Non è deducibile l’assegno di divorzio in forma una tantum
La Corte di Cassazione, con la sentenza n. 29178/2019, in accoglimento del ricorso dell’Agenzia delle Entrate, ha ribadito che non è deducibile dal reddito l’assegno corrisposto alla moglie in forma c.d. una tantum (nel caso di specie nella misura di euro 67.000,00) al posto di un contributo al mantenimento periodico (assegno mensile).
Già in precedenti casi, la Suprema Corte ha stabilito che “in tema di oneri deducibili dal reddito delle persone fisiche, l’art. 10, primo comma, lettera g), del d.p.r. 597 del 1973 limita la deducibilità ai fini della applicazione IRPEF solo all’assegno periodico – e non anche a quello corrisposto in unica soluzione – al coniuge, in conseguenza di scioglimento o cessazione degli effetti civili del matrimonio, nella misura in cui risulta da provvedimento dell’autorità giudiziaria.”
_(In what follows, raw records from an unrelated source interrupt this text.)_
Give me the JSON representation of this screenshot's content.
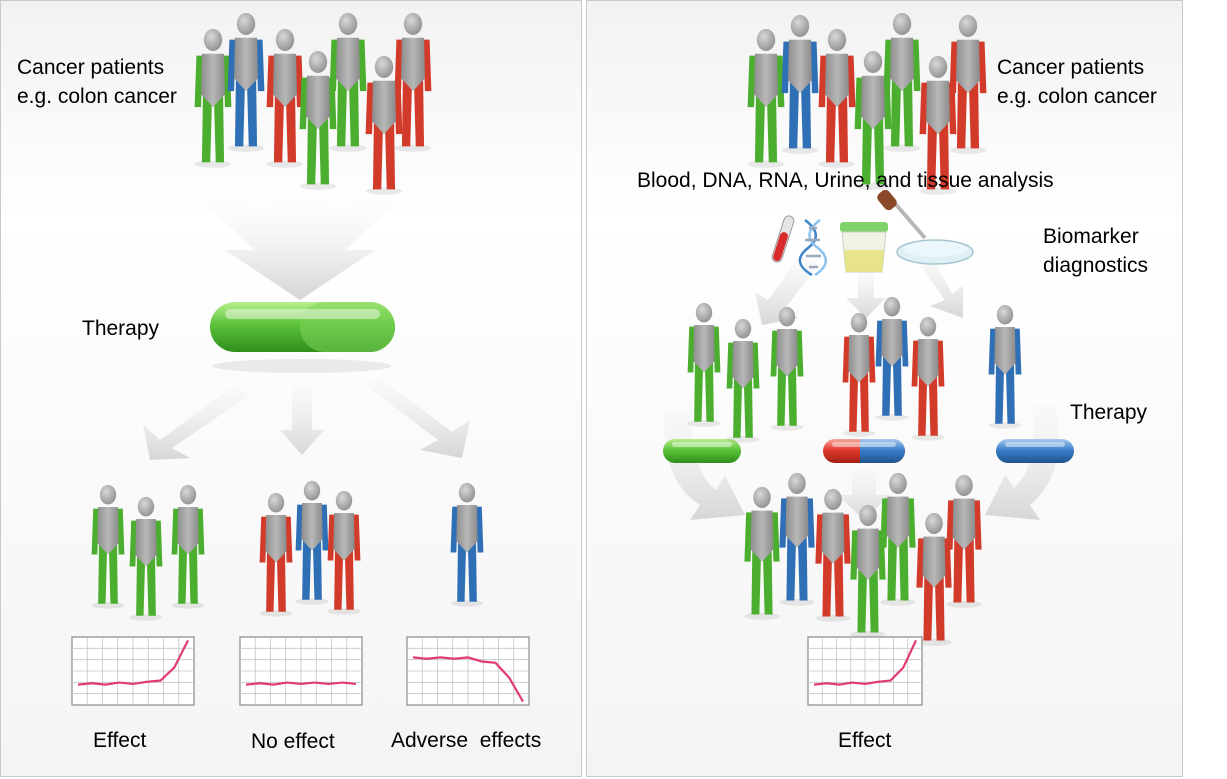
{
  "colors": {
    "green": "#4cae2e",
    "red": "#d23a2a",
    "blue": "#2f6fb5",
    "grey": "#a2a2a2",
    "chart_line": "#e03c6e"
  },
  "left_panel": {
    "population_label": [
      "Cancer patients",
      "e.g. colon cancer"
    ],
    "therapy_label": "Therapy",
    "outcomes": [
      {
        "label": "Effect",
        "trend": [
          0.3,
          0.32,
          0.3,
          0.33,
          0.31,
          0.34,
          0.36,
          0.55,
          0.95
        ]
      },
      {
        "label": "No effect",
        "trend": [
          0.3,
          0.32,
          0.3,
          0.33,
          0.31,
          0.33,
          0.31,
          0.33,
          0.31
        ]
      },
      {
        "label": "Adverse  effects",
        "trend": [
          0.7,
          0.68,
          0.7,
          0.68,
          0.7,
          0.64,
          0.62,
          0.4,
          0.05
        ]
      }
    ]
  },
  "right_panel": {
    "population_label": [
      "Cancer patients",
      "e.g. colon cancer"
    ],
    "analysis_label": "Blood, DNA, RNA, Urine, and tissue analysis",
    "diagnostics_label": [
      "Biomarker",
      "diagnostics"
    ],
    "therapy_label": "Therapy",
    "outcome": {
      "label": "Effect",
      "trend": [
        0.3,
        0.32,
        0.3,
        0.33,
        0.31,
        0.34,
        0.36,
        0.55,
        0.95
      ]
    }
  }
}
Secondo quanto affermato in passato dalla Corte Costituzionale, con l’ordinanza n. 383/2001, il differente trattamento rientra nella discrezionalità del Legislatore che tratta in modo diverso due forme di adempimento non assimilabili: l’assegno di mantenimento, soggetto alle variazioni temporali e alla successione delle leggi nel tempo, e la corresponsione del contributo in un’unica soluzione, che invece definisce ogni rapporto senza ulteriori vincoli per l’adempiente. La natura giuridica, struttura e funzionalità delle due modalità di adempimento sono diverse e tale diversità persiste anche se la c.d. una tantum viene corrisposta in forma rateizzata.